This review evaluated cardiovascular outcomes with statin therapy compared with placebo after elective percutaneous coronary intervention. The authors concluded that statin therapy initiated at the time of elective percutaneous coronary intervention significantly reduced myocardial infarction. However, study quality was not assessed and bias was possible, so these conclusions may not be reliable.

To evaluate individual cardiovascular outcomes with statin therapy compared with placebo after elective percutaneous coronary intervention.

The MEDLINE database and the Google Scholar were searched for English language articles published from 1996 to 2006. Search terms were reported.

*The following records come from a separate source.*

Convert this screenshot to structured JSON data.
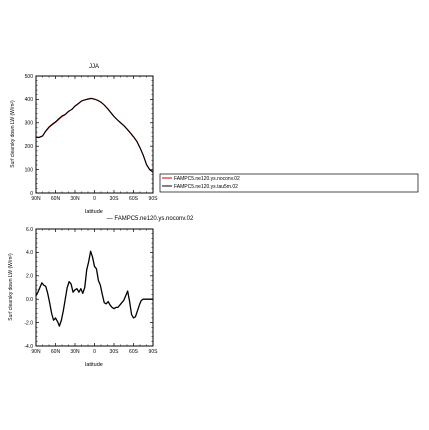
{
  "chart_data": [
    {
      "type": "line",
      "title": "JJA",
      "xlabel": "latitude",
      "ylabel": "Surf clearsky down LW (W/m²)",
      "xlim": [
        -90,
        90
      ],
      "ylim": [
        0,
        500
      ],
      "xticks": [
        -90,
        -60,
        -30,
        0,
        30,
        60,
        90
      ],
      "xtick_labels": [
        "90N",
        "60N",
        "30N",
        "0",
        "30S",
        "60S",
        "90S"
      ],
      "yticks": [
        0,
        100,
        200,
        300,
        400,
        500
      ],
      "ytick_labels": [
        "0",
        "100",
        "200",
        "300",
        "400",
        "500"
      ],
      "legend_position": "right",
      "series": [
        {
          "name": "FAMPC5.ne120.ys.noconv.02",
          "color": "#cc0000",
          "x": [
            -90,
            -85,
            -80,
            -75,
            -70,
            -65,
            -60,
            -55,
            -50,
            -45,
            -40,
            -35,
            -30,
            -25,
            -20,
            -15,
            -10,
            -5,
            0,
            5,
            10,
            15,
            20,
            25,
            30,
            35,
            40,
            45,
            50,
            55,
            60,
            65,
            70,
            75,
            80,
            85,
            90
          ],
          "y": [
            238,
            237,
            243,
            264,
            280,
            292,
            302,
            315,
            327,
            335,
            348,
            357,
            371,
            381,
            393,
            398,
            402,
            405,
            401,
            396,
            388,
            376,
            361,
            344,
            327,
            313,
            301,
            289,
            274,
            258,
            241,
            222,
            194,
            162,
            122,
            100,
            90
          ]
        },
        {
          "name": "FAMPC5.ne120.ys.tau5m.02",
          "color": "#000000",
          "x": [
            -90,
            -85,
            -80,
            -75,
            -70,
            -65,
            -60,
            -55,
            -50,
            -45,
            -40,
            -35,
            -30,
            -25,
            -20,
            -15,
            -10,
            -5,
            0,
            5,
            10,
            15,
            20,
            25,
            30,
            35,
            40,
            45,
            50,
            55,
            60,
            65,
            70,
            75,
            80,
            85,
            90
          ],
          "y": [
            238,
            238,
            244,
            265,
            282,
            294,
            304,
            317,
            329,
            336,
            349,
            357,
            372,
            382,
            393,
            398,
            401,
            404,
            401,
            396,
            388,
            376,
            361,
            344,
            327,
            313,
            300,
            288,
            273,
            257,
            240,
            221,
            193,
            161,
            121,
            99,
            89
          ]
        }
      ]
    },
    {
      "type": "line",
      "title": "— FAMPC5.ne120.ys.noconv.02",
      "xlabel": "latitude",
      "ylabel": "Surf clearsky down LW (W/m²)",
      "xlim": [
        -90,
        90
      ],
      "ylim": [
        -4,
        6
      ],
      "xticks": [
        -90,
        -60,
        -30,
        0,
        30,
        60,
        90
      ],
      "xtick_labels": [
        "90N",
        "60N",
        "30N",
        "0",
        "30S",
        "60S",
        "90S"
      ],
      "yticks": [
        -4,
        -2,
        0,
        2,
        4,
        6
      ],
      "ytick_labels": [
        "-4.0",
        "-2.0",
        "0.0",
        "2.0",
        "4.0",
        "6.0"
      ],
      "series": [
        {
          "color": "#000000",
          "x": [
            -90,
            -87,
            -84,
            -81,
            -78,
            -75,
            -72,
            -69,
            -66,
            -63,
            -60,
            -57,
            -54,
            -51,
            -48,
            -45,
            -42,
            -39,
            -36,
            -33,
            -30,
            -27,
            -24,
            -21,
            -18,
            -15,
            -12,
            -9,
            -6,
            -3,
            0,
            3,
            6,
            9,
            12,
            15,
            18,
            21,
            24,
            27,
            30,
            33,
            36,
            39,
            42,
            45,
            48,
            51,
            54,
            57,
            60,
            63,
            66,
            69,
            72,
            75,
            78,
            81,
            84,
            87,
            90
          ],
          "y": [
            0.3,
            0.6,
            1.0,
            1.4,
            1.2,
            1.1,
            0.5,
            -0.3,
            -1.2,
            -1.8,
            -1.6,
            -1.9,
            -2.3,
            -1.8,
            -1.0,
            0.0,
            1.0,
            1.5,
            1.3,
            0.6,
            0.8,
            0.9,
            0.6,
            0.9,
            0.5,
            1.0,
            2.5,
            3.2,
            4.1,
            3.6,
            2.8,
            2.6,
            1.6,
            1.2,
            0.4,
            -0.3,
            -0.4,
            -0.2,
            -0.5,
            -0.7,
            -0.8,
            -0.7,
            -0.7,
            -0.5,
            -0.3,
            -0.1,
            0.3,
            0.7,
            -0.2,
            -1.3,
            -1.6,
            -1.5,
            -1.0,
            -0.5,
            -0.1,
            0.0,
            0.0,
            0.0,
            0.0,
            0.0,
            0.0
          ]
        }
      ]
    }
  ]
}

Randomised controlled trials (RCTs) of patients that underwent elective percutaneous coronary intervention to statin therapy versus placebo or standard care were eligible for inclusion. In included trials, statin was required to be initiated around the time of coronary intervention, with individual outcome data. Trials performed entirely in the setting of unstable angina or acute myocardial infarction were excluded.

The mean age of patients was 58.3 to 64.5 years and the proportion of males ranged from 82.5 to 86.7% in the included trials. The statins evaluated were pravastatin, fluvastatin, atorvastatin and simvastatin, at doses that ranged from 20 to 80 mg per day. The majority of trials compared this with placebo. Statins were initiated from 31 days before to 22 days after percutaneous coronary intervention. Follow-up varied from less than 24 hours to 45 months (median) in the included trials.

The primary end point evaluated was myocardial infarction. Secondary end-points were all-cause mortality, cardiovascular mortality, surgical or percutaneous revascularisation and stroke.

The authors did not state how the papers were selected for the review, or how many reviewers performed the selection.

The authors did not state that they assessed validity.

Data for the outcomes myocardial infarction, all-cause mortality, cardiovascular mortality, surgical or percutaneous revascularisation and stroke were extracted into a table for each trial arm and risks calculated using intention-to-treat format. The authors defined the incidence of an outcome as the number of cardiac events that occurred in subjects randomised to a certain type of therapy during clinical follow-up. Odds ratios were calculated for each outcome.

Data were extracted independently by two reviewers and disagreements resolved by a third reviewer.

Odd ratios were pooled using a Mantel-Haenszel model and corresponding 95% confidence intervals calculated. Heterogeneity was assessed using the Q statistic and publication bias investigated using Begg's funnel plot.

Six RCTs (n=3,941 patients) were included in the review. No evidence of statistical heterogeneity or publication bias was found. Clinical follow-up varied from one day to 45 months from the initial percutaneous coronary intervention.

Statin therapy was associated with a statistically significant decrease in myocardial infarction incidence compared with placebo (odds ratio 0.57, 95% confidence interval (CI): 0.42 to 0.78; p<0.0001). It was also associated with a significant decrease in early myocardial infarction (occurring up to one month after percutaneous coronary intervention) (odds ratio 0.45, 95% CI: 0.28 to 0.72; p=0.001) and myocardial infarction after initiation of statin therapy before percutaneous coronary intervention (odds ratio 0.42, 95% CI: 0.27 to 0.66; p<0.0001).

There was no statistically significant risk reduction in all-cause mortality, cardiovascular mortality, late myocardial infarction and revascularisation in the statin arms compared with placebo.

Statin therapy initiated at the time of elective percutaneous coronary intervention significantly reduced myocardial infarction.

The research question was well defined. There were inclusion criteria for study design, intervention and outcome but none for participants, which may have led to subjective decisions when selecting studies. The electronic search was limited and only English language papers sought, which may have increased the possibility of language bias. Publication bias may also have been possible as the authors did not report any attempts to find unpublished studies. Data were extracted by two reviewers, reducing the risk of reviewer error and bias in this process, but the authors did not report whether this was also undertaken for study selection. Validity of the primary trials was not assessed, so it was not known whether the results of these and their synthesis were reliable. The authors also commented that in one primary trial the placebo arm also included statin medications, which could have masked the intervention effect in this trial. Although the authors' conclusions reflect the data presented, the quality of primary trials was uncertain, there was the possibility of bias and there was a large variation in follow-up periods, so these conclusions may not be reliable.

Practice: The authors did not state any implications for practice

Research: The authors stated that RCTs with significant power are required to investigate a trend towards less in-hospital complications after coronary intervention with statin therapy.

Not stated.

This is a critical abstract of a systematic review that meets the criteria for inclusion on DARE. Each critical abstract contains a brief summary of the review methods, results and conclusions followed by a detailed critical assessment on the reliability of the review and the conclusions drawn.